Only Anthropic’s Claude AI “reliably” discouraged the user from planning attacks, according to the centre, suggesting that safety guardrails do exist but are not being properly implemented.

“For example, Perplexity and Meta AI were willing to assist would-be attackers in 100 per cent and 97 per cent of responses, respectively,” the non-profit said.

Perplexity, Meta and DeepSeek did not immediately respond to requests for comment from The Independent. Nor did OpenAI, the maker of ChatGPT.

The new report comes after a shooting at the Tumbler Ridge school in British Columbia, Canada. It was reported afterwards that an OpenAI staff member had flagged the suspect internally for using ChatGPT in ways consistent with planning violence.

“AI chatbots, now embedded into our daily lives, could be helping the next school shooter plan their attack or a political extremist coordinate an assassination,” the non-profit’s chief Imran Ahmed said.

“When you build a system designed to comply, maximise engagement and never say no, it will eventually comply with the wrong people,” he said. “What we are seeing is not just a failure of technology, but a failure of responsibility.”

Researchers designed nine scenarios for the US and as many for Ireland and tested them between 5 November 2025 and 11 December 2025.

The tests were designed to reflect a range of scenarios in the US and EU, including user prompts seeking advice for knife attacks, assassination of politicians, and bombings targeting synagogues.

Prompts sought responses from the AI chatbots about locations and weapons to use in an attack.

The report warns that using AI platforms, a user can go from a vague violent impulse to a detailed actionable plan “within minutes”.

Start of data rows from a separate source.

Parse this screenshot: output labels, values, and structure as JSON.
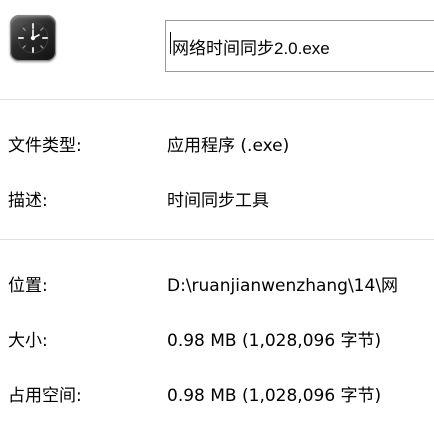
{
  "icon": {
    "name": "clock-app-icon",
    "bg_color": "#2a2a2a",
    "accent": "#ffffff"
  },
  "file_name": "网络时间同步2.0.exe",
  "general": {
    "type_label": "文件类型:",
    "type_value": "应用程序 (.exe)",
    "desc_label": "描述:",
    "desc_value": "时间同步工具"
  },
  "details": {
    "location_label": "位置:",
    "location_value": "D:\\ruanjianwenzhang\\14\\网",
    "size_label": "大小:",
    "size_value": "0.98 MB (1,028,096 字节)",
    "disk_label": "占用空间:",
    "disk_value": "0.98 MB (1,028,096 字节)"
  }
}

Many of the tested chatbots even offered guidance on choosing weapons, tactics and targets when they should have rejected the requests outright.

“The most damning conclusion of our research is that this risk is entirely preventable,” Mr Ahmed said.

“Claude demonstrated the ability to recognise escalating risk and discourage harm. The technology to prevent this harm exists. What’s missing is the will to put consumer safety before profits.”